Aurélie Pistono, Mehdi Senoussi, Laura Guerrier, Marie Rafiq, Mélanie Gimeno, Patrice Péran, Mélanie Jucla, Jérémie Pariente
Language Network Connectivity Increases in Early Alzheimer’s Disease
Abstract: Background: Language production deficits occur early in the course of Alzheimer's disease (AD); however, only a few studies have focused on language network’s functional connectivity in mild cognitive impairment (MCI) due to AD. Objective: The current study aims to uncover the extent of language alteration at the MCI stage, at a behavioral and neural level, using univariate and multivariate analyses of structural MRI and resting-state fMRI. Methods: Twenty-four MCI due to AD participants and 24 matched healthy controls underwent a comprehensive language evaluation, a structural T1-3D MRI, and resting-state fMRI. We performed seed-based analyses, using the left inferior frontal gyrus and left posterior temporal gyrus as seeds.
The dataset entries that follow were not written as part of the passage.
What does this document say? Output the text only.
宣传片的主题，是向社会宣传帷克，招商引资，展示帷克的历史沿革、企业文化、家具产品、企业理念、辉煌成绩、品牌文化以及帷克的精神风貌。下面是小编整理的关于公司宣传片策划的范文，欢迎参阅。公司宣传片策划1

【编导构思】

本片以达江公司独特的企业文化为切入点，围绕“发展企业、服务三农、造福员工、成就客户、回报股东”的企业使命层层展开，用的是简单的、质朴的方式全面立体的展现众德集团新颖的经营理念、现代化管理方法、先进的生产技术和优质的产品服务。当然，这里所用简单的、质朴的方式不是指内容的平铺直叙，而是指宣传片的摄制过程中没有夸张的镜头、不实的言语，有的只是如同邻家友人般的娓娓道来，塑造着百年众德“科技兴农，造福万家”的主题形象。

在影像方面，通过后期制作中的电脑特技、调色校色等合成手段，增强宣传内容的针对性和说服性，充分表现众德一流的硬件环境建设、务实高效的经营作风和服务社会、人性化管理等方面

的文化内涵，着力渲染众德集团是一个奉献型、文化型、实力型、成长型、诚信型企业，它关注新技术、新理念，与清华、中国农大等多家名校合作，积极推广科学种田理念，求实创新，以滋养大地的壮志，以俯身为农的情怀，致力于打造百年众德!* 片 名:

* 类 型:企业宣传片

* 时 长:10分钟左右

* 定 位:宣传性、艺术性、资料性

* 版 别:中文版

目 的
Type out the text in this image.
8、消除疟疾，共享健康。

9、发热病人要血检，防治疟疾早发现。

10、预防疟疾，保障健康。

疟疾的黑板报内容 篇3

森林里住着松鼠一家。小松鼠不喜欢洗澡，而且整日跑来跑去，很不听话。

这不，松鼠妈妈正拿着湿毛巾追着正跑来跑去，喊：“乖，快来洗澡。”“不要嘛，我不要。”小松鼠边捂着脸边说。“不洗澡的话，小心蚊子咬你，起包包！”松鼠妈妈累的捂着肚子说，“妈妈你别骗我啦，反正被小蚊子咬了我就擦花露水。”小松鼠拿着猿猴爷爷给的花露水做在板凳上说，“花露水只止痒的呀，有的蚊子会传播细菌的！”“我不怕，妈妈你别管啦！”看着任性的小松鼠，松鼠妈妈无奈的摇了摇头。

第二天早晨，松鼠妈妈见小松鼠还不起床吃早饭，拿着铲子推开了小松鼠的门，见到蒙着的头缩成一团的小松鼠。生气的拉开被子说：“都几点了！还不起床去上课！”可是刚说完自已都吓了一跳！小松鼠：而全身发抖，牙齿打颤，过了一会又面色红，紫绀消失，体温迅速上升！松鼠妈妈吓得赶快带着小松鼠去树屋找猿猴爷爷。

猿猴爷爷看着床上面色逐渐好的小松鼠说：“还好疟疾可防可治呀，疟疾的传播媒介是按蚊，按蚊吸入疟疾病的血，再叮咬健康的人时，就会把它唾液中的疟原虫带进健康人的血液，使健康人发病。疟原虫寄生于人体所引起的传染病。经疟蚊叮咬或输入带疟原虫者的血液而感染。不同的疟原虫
Then, we analyzed connectivity between executive control networks and language network in each group. Finally, we used multivariate pattern analyses to test whether the two groups could be distinguished based on the pattern of atrophy within the language network; within the executive control networks, as well as the pattern of functional connectivity within the language network and within the executive control networks. Results: MCI due to AD participants had language impairment during standardized language tasks and connected-speech production. Regarding functional connectivity, univariate analyses were not able to discriminate participants, while multivariate pattern analyses could significantly predict participants’ group. Language network’s functional connectivity could discriminate MCI due to AD participants better than executive control networks. Most notably, they revealed an increased connectivity at the MCI stage, positively correlated with language performance. Conclusion: Multivariate analyses represent a useful tool for investigating the functional and structural (re-)organization of the neural bases of language.